Friends and Enemies: Archimandrite Danil Palomnik

DANIL PALOMNIK
The venerable Danil the Pilgrim was made archimandrite of the Monastery of the Sacred Transfiguration in 1664. His appointment by the Metropolitan was the final blow in the career of schimonk Iakov Gagarin Alekseyevich, a notoriously difficult to deal with monk with an independent turn of mind.

Danil is an old man with a long history in the Orthodox Church. He was raised on a backwoods farm where he taught himself both Old Théan and Old Church Teodoran from the books his father occasionally purchased at market. Danil is known to be an exceptionally holy man, so devoted to the teachings of the Prophet that when his father was slaughtered by bandits, he did not raise a hand against them in anger. He was a captive of a band of Fhideli murderers for six years where he served as a sort of priest and confessor. When he finally escaped, he was taken in by the Church and began his long and storied career.

The latter half of his life was spent in the Monastery of the Sacred Transfiguration, and much of that was spent engaged in a particularly obscure war of theology with Iakov Alekseyevich. Both men of humble beginnings, Alekseyevich's insistence on the correct doctrinal readings of old holy texts drove Danil to fury. Danil felt that Alekseyevich, some thirty-five or so years his junior, should at least conduct himself with the basic tenets of respect. Alekseyevich, however, published his correspondences by reading them out loud at chapter meetings. Eventually, Danil cursed Alekseyevich in public and took an oath of silence until the man should be expelled from the monastery.

When the old abbot died, Iakov Alekseyevich put himself forward as a candidate. Supporting his candidacy was the abbey's cellarer, Dmitry Vasileyevich, a noble bastard from the city. By blasting his opponents as heretics, misguided, or downright unbelievers, the two men paved a way for Iakov to claim the abbacy. He won the election, and waited to be confirmed by the Metropolitan.

Danil Palomnik, unable to stomach the thought of serving the loud-mouthed Alekseyevich, had written several scathing letters to the Metropolitan before the election. When he arrived, rather than approving the results of the brothers' election, he named Danil Palomnik the abbey's archimandrate, stating reasons of "desperate measures to be taken against enemies of the Faith."

Archimandrite Palomnik responded by immediately punishing Iakov and Dmitry, removing them from positions of authority in the abbey and reducing their rank to that of mere novices. Iakov, unable to stomach this insult, began to preach against the archimandrite to the abbey's local clients—farmers, knights, anyone he could reach.
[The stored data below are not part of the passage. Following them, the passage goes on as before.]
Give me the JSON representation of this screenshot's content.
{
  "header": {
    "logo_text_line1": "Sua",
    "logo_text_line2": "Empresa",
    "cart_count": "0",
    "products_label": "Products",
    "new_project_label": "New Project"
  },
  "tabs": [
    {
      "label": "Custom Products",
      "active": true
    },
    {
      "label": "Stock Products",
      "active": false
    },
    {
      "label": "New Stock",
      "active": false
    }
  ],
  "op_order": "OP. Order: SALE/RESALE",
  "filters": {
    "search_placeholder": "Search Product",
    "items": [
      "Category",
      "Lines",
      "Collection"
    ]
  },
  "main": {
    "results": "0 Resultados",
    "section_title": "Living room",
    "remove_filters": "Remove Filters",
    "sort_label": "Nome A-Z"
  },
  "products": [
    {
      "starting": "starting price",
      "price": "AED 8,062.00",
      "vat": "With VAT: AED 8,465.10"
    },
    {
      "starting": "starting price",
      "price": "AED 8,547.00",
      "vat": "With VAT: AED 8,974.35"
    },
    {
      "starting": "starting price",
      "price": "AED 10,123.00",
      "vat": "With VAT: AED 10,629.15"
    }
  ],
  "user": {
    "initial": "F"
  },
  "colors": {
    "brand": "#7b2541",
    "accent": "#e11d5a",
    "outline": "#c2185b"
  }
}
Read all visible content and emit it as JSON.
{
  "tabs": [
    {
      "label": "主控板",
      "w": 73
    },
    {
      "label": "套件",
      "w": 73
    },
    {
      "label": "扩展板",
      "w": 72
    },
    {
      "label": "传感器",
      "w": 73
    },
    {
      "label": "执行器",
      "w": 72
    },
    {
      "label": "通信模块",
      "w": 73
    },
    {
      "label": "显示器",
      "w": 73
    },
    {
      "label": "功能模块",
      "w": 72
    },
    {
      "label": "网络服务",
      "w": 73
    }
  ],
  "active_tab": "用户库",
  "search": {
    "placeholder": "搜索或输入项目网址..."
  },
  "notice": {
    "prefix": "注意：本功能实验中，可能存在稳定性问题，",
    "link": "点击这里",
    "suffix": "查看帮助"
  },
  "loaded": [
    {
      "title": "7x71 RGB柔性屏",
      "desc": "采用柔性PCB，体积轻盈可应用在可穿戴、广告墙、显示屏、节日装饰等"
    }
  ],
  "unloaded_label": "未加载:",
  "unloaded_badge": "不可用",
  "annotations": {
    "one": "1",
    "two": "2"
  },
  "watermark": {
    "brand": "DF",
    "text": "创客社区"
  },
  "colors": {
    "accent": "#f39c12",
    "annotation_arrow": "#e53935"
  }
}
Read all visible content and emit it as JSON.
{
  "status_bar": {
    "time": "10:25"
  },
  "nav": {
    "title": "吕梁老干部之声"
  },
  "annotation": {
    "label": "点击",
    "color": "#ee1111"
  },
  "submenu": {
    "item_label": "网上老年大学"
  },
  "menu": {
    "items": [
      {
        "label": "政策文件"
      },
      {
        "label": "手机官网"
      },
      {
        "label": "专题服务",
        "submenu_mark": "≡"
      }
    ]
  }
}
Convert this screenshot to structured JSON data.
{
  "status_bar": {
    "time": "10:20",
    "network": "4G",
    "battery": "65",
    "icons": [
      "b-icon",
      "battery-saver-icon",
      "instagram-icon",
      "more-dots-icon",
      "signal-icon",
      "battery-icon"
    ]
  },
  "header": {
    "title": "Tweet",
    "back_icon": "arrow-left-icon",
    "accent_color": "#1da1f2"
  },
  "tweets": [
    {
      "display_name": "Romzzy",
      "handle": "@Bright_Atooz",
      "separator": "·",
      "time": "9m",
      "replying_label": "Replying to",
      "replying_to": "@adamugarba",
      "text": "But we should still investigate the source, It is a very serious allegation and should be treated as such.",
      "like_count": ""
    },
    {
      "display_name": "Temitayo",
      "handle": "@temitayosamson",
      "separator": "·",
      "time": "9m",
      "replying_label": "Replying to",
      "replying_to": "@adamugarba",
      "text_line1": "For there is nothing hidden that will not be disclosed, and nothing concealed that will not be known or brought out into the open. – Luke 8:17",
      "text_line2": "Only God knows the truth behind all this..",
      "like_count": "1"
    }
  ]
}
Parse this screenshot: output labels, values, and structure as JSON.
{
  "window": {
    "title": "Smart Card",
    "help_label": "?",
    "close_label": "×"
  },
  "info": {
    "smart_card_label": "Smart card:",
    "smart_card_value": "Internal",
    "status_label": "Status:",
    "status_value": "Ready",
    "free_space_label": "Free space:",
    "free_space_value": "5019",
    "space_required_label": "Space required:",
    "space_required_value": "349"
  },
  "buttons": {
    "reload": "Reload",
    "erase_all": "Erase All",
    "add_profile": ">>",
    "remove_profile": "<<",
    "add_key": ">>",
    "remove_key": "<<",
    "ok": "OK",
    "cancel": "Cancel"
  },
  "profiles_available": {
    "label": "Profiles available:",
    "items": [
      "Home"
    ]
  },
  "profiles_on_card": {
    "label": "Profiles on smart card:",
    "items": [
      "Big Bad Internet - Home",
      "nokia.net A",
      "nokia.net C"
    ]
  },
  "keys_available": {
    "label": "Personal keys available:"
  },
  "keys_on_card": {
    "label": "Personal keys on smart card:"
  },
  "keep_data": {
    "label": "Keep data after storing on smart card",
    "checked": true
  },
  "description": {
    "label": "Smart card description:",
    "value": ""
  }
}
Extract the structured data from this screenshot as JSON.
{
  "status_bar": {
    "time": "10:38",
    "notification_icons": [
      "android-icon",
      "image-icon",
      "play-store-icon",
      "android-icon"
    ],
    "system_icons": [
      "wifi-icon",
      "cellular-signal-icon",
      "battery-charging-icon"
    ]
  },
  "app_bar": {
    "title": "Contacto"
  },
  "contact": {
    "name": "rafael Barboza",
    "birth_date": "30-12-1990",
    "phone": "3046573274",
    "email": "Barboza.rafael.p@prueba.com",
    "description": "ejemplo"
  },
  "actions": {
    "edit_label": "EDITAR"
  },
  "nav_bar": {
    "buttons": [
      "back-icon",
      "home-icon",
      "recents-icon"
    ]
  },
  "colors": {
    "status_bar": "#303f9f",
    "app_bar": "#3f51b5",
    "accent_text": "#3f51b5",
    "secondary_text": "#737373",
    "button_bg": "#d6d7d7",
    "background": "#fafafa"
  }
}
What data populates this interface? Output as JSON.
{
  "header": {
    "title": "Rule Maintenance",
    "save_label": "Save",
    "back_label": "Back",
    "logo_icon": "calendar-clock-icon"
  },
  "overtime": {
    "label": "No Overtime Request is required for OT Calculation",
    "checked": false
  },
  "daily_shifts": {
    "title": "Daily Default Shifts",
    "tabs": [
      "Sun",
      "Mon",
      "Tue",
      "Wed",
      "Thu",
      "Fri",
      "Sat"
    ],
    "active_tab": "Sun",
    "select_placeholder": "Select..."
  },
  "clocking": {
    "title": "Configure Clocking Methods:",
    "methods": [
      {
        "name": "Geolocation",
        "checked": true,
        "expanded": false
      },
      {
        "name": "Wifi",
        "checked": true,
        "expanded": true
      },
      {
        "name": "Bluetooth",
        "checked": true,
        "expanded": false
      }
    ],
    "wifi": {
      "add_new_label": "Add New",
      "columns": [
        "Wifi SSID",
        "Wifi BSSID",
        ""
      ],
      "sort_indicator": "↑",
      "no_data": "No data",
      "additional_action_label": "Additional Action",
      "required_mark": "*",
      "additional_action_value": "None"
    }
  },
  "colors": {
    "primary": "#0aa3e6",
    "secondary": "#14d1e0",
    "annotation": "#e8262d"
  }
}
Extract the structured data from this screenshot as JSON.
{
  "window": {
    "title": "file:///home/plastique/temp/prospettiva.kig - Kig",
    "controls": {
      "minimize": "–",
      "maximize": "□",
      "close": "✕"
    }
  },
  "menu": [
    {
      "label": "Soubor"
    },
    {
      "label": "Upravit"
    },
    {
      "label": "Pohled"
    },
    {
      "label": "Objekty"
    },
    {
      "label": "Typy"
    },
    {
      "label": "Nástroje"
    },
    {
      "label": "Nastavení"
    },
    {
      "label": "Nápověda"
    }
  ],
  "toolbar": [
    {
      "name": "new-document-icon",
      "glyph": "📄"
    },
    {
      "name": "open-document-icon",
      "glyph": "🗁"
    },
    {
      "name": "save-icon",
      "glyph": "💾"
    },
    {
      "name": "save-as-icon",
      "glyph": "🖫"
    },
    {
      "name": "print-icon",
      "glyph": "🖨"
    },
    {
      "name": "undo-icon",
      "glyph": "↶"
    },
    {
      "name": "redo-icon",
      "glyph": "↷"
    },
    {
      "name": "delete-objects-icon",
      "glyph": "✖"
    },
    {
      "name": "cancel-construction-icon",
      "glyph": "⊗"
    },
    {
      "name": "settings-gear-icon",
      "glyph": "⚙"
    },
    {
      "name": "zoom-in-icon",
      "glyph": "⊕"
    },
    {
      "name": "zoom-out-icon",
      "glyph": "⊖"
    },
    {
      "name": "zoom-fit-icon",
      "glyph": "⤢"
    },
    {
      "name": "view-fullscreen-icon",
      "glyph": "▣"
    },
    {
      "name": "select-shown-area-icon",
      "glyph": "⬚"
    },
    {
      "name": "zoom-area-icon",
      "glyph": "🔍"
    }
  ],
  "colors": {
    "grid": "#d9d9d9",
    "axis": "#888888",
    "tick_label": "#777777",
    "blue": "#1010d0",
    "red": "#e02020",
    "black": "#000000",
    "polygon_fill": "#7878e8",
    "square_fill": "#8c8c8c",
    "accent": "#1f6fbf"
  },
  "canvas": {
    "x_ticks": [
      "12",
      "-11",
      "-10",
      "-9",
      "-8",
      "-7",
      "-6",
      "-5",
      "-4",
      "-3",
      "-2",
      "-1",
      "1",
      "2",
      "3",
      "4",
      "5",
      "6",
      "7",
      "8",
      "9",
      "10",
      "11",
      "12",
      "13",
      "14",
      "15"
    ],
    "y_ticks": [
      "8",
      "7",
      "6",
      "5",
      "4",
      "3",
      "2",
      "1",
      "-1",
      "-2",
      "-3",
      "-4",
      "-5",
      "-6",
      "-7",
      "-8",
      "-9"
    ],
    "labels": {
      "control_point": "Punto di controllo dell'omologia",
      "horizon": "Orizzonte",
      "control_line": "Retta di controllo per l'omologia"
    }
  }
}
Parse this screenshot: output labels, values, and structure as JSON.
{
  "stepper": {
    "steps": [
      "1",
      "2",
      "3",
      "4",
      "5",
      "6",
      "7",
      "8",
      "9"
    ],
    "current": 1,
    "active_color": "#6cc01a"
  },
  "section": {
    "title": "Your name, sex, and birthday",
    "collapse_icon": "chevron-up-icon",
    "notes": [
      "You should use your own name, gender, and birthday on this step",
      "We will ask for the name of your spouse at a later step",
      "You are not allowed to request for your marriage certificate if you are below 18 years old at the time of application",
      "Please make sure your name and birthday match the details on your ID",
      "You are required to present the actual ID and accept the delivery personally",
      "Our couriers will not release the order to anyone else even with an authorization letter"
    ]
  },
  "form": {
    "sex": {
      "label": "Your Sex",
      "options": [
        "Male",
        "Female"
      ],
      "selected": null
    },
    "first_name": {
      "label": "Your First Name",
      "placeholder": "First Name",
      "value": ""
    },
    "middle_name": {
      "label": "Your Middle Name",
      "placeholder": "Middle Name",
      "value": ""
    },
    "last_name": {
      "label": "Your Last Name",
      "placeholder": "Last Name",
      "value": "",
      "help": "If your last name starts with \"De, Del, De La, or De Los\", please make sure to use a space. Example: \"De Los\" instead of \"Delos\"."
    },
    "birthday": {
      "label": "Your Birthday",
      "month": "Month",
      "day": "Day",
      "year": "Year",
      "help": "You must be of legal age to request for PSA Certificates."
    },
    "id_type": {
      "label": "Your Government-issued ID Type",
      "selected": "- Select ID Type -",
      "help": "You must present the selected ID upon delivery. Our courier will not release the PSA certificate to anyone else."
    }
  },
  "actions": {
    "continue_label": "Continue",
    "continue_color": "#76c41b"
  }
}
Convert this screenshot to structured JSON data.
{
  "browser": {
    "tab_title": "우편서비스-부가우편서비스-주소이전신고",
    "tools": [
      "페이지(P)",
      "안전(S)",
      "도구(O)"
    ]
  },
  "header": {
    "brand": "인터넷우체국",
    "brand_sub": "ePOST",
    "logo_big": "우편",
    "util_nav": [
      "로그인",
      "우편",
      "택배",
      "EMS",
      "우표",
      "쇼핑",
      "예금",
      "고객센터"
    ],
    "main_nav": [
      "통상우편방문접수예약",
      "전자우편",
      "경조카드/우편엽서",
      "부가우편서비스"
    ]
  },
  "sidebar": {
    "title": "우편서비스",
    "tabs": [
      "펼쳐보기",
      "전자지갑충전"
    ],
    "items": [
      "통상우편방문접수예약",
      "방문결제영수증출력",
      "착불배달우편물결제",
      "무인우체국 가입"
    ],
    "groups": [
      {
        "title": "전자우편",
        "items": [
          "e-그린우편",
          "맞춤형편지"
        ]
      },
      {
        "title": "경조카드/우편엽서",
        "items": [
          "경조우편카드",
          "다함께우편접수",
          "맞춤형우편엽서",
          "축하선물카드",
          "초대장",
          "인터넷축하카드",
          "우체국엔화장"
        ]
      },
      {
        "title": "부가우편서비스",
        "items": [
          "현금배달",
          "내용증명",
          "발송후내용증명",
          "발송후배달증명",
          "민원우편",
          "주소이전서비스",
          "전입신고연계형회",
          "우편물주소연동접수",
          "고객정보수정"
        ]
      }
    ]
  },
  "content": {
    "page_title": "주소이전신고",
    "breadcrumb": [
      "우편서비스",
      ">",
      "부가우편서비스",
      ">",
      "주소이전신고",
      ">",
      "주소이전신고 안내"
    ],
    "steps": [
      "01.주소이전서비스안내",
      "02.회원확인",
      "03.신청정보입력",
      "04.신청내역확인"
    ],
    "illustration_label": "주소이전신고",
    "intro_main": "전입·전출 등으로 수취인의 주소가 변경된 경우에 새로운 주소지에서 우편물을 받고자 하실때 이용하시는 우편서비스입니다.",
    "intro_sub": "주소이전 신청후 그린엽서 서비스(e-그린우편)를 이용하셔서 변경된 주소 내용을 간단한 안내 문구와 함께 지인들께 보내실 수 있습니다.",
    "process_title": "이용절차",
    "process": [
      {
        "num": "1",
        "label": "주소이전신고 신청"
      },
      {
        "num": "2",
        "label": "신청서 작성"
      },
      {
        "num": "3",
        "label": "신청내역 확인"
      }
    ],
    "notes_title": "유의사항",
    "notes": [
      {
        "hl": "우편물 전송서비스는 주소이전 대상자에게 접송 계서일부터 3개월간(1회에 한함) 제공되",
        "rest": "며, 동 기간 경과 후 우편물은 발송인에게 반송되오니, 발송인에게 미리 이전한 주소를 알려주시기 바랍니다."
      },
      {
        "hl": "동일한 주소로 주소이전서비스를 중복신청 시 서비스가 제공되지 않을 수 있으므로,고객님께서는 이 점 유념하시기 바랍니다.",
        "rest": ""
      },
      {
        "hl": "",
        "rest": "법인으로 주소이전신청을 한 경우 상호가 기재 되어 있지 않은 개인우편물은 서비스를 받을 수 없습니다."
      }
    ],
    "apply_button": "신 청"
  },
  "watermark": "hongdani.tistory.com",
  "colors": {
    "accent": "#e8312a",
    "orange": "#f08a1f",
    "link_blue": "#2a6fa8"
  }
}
Late one evening, Dmitry was warned that the two monks were to be stripped of their station in the morning, made defrocked priests, and turned over to the Stelets for punishment as agitators against the state. They fled in the darkness, preferring the ignominy of escaping to the west than to the death-by-torture that awaited them at the hands of the Gaius' troops.

2 comments:

  1. Hi Josh! I just grabbed your last several posts. I may be able to back convert characters from late 17th century Theah to early 17th century Europe. Thanks!